The drive for fewer regulations has a potential for impact on a number of fronts. At least one of the persons being considered for FDA commissioner has stated that drugs should be approved once safety is established and that efficacy would be determined in the market place. In addition, it could mean that drugs that are under study have greater access for those patients who wish to try unapproved drugs, or “right to try” policies. Fewer regulations could also take the form of minimizing FDA’s role in conducting inspections of manufacturing facilities. Finally, when it comes to “streamlining the approval process” it could have a direct impact on the way drugs are currently evaluated for approval, specifically reform of the advisory committee structure and function.

A few days prior to his departure from FDA, Commissioner Robert Califf authored a posting on FDA’s blog (FDA Voice) entitled “FDA Advisory Committees: Independent, Informed, Essential and Evolving“- a title that tried to say it all – in which he outlined his thinking about the role of advisory committees. While the posting begins with a recognition that there is a common concern among medical leaders that the advisory committee system function be improved, the aspect that is discussed at length is process of evaluating advisers to serve and minimizing potential conflicts of interest.

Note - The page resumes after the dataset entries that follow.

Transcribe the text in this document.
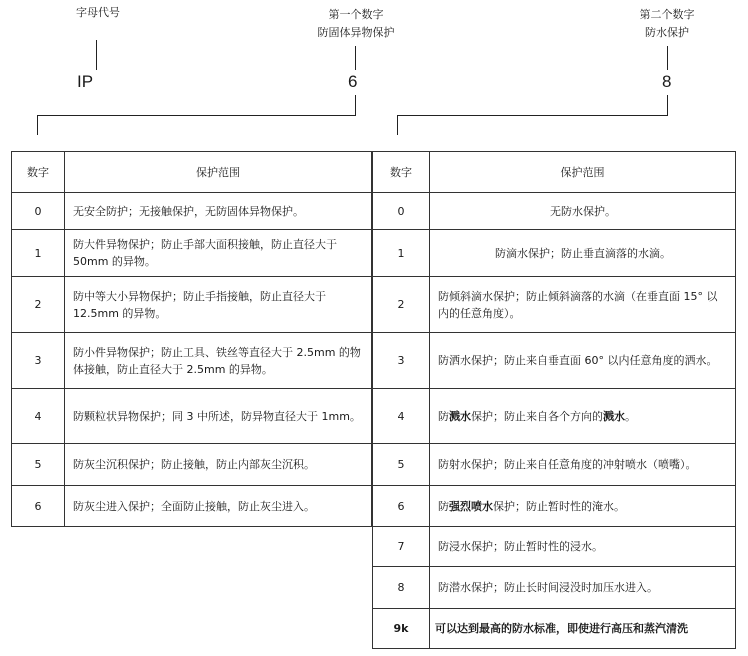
字母代号
IP
第一个数字
防固体异物保护
6
第二个数字
防水保护
8
数字	保护范围
0	无安全防护；无接触保护，无防固体异物保护。
1	防大件异物保护；防止手部大面积接触，防止直径大于 50mm 的异物。
2	防中等大小异物保护；防止手指接触，防止直径大于12.5mm 的异物。
3	防小件异物保护；防止工具、铁丝等直径大于 2.5mm 的物体接触，防止直径大于 2.5mm 的异物。
4	防颗粒状异物保护；同 3 中所述，防异物直径大于 1mm。
5	防灰尘沉积保护；防止接触，防止内部灰尘沉积。
6	防灰尘进入保护；全面防止接触，防止灰尘进入。
数字	保护范围
0	无防水保护。
1	防滴水保护；防止垂直滴落的水滴。
2	防倾斜滴水保护；防止倾斜滴落的水滴（在垂直面 15° 以内的任意角度）。
3	防洒水保护；防止来自垂直面 60° 以内任意角度的洒水。
4	防溅水保护；防止来自各个方向的溅水。
5	防射水保护；防止来自任意角度的冲射喷水（喷嘴）。
6	防强烈喷水保护；防止暂时性的淹水。
7	防浸水保护；防止暂时性的浸水。
8	防潜水保护；防止长时间浸没时加压水进入。
9k	可以达到最高的防水标准，即使进行高压和蒸汽清洗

But the advisory committee system has other issues, some of which are cumbersome. For starters, it is huge – just for human drugs alone there are 17 committees, each comprised of 10-15 people. Meeting logistics are involved, particularly if there is a joint meeting. The identifying, vetting and scheduling are enormous.

Then there is the burden of proof. A drug sponsor will have to compile an enormous amount of data and then have a very short amount of time to present it during a proceeding that may seem a combination of a scientific meeting and adversarial proceeding, examining both the safety and the efficacy of a compound. This may seem like a negative, but in fact (having witnessed scores of these meetings) they are very thorough which is something you the patient really want if you are staking your life on taking a medicine that is going to cure you of a serious illness or manage a chronic one. You want medicines held to a higher standard than supplements.

Needless to say, there are a good number of regulations associated with the delivery of a new medicine. The two-for-one rule is a very simple approach to a complex issue. Similarly cutting down on the scrutiny a drug candidate receives in order to get it to market faster may also seem like a simple approach to a complex issue. In both cases, in the end the outcome may not be what you were aiming for.

Ultimately the shape of advisory committees – and the faster speed of drug approvals – will not be determined for some time to come.  The choice of an FDA commissioner will likely shed a good deal of light on the direction, if not the timing. In the meantime, we are left to ponder three important questions.  First – if we were going to set aside 80 percent of FDA’s regulations – what would they be and where is the low hanging fruit? Second – is the means to getting rid of these regulations a sudden process, or the more gradual attrition by means of the two-for-one rule? And last, if we are not going to approve drugs by the system we have, what would a better system look like?